Le 5 juillet 1962, l’Algérie devient donc un « État indépendant
coopérant avec la France dans les conditions définies par les déclarations
du 19 mars 1962 ». La veille, en Conseil des ministres, le général de
Gaulle s’est entêté à négliger l’ampleur de l’exode des pieds-noirs :
« Même si beaucoup continuent à s’en aller, je suis persuadé que la
grande majorité d’entre eux retourneront en Algérie. »
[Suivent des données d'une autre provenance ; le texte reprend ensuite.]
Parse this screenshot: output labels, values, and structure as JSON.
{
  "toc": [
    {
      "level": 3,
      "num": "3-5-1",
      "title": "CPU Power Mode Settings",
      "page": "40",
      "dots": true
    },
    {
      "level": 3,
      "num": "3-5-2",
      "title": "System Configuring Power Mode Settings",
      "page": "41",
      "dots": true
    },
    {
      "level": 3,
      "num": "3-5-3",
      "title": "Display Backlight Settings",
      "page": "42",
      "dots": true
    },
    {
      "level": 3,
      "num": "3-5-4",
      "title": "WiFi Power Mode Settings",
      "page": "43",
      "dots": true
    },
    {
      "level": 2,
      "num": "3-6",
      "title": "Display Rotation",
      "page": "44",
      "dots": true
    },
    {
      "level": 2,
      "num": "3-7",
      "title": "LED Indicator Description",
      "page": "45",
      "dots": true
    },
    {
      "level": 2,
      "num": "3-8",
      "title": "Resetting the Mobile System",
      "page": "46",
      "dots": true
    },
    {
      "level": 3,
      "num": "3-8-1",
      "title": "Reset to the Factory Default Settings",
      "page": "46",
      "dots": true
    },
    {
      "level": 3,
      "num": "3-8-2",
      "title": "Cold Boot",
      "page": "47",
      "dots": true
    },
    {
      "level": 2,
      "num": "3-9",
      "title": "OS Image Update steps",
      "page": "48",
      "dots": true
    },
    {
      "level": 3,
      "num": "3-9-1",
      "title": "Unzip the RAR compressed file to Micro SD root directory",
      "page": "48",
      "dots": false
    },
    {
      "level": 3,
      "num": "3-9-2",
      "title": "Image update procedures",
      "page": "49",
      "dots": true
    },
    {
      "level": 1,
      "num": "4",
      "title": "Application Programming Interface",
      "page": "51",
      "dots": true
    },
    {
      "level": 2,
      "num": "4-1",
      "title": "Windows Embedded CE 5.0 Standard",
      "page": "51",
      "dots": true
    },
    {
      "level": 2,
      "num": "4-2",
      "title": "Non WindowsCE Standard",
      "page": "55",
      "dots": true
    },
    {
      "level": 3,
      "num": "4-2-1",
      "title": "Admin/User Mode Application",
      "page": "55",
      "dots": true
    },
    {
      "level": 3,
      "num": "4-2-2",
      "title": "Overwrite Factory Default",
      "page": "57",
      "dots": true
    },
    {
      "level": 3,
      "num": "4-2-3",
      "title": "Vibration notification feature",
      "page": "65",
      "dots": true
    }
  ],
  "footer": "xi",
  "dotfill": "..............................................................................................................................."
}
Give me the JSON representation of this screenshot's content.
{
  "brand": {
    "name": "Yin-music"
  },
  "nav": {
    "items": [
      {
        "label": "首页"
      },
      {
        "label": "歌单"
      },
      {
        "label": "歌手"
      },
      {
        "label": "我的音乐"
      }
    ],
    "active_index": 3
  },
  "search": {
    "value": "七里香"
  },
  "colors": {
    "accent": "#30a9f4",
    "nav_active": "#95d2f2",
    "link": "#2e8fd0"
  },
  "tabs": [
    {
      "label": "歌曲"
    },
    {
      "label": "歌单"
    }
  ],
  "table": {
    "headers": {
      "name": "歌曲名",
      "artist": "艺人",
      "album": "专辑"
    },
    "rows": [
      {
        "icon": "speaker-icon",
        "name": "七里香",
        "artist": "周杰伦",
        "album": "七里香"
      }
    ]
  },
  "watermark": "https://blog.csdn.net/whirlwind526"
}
À Oran, en quelques mois, la population européenne, qui était
majoritaire, a fondu de moitié, passant de 230 000 à 100 000 habitants.
La peur. Les messages rassurants diffusés par les haut-parleurs de
véhicules de l’armée française, qui sillonnaient la ville, ne l’ont pas
apaisée.
Dès le petit matin du 5 juillet, la liesse se répand dans les quartiers
arabes de la périphérie, Medioni, Lamur et Ville-Nouvelle. Par les
boulevards Andrieu, Maréchal-Joffre, Paul-Doumer, Sebastopol,
Magenta, Clemenceau, Giraud et Magenta, des cortèges, hérissés de
drapeaux algériens, convergent vers le centre, la place Foch et la place
d’Armes. Ils ne cessent de grossir. Entre les chants patriotiques, des
slogans glorifient Allah et les martyrs de l’indépendance. D’abord
joyeuse, la foule ne tarde pas à adopter l’arrogance des vainqueurs quand
elle croise des « roumis ». L’atmosphère se tend, s’électrise. Vers
11 h 30 : des coups de feu. Tirs de joie ? Quand ils se transforment en
longues rafales, la gaieté se noie sous d’hideux rictus, la haine enivre les
manifestants arabes. La panique s’empare des passants européens.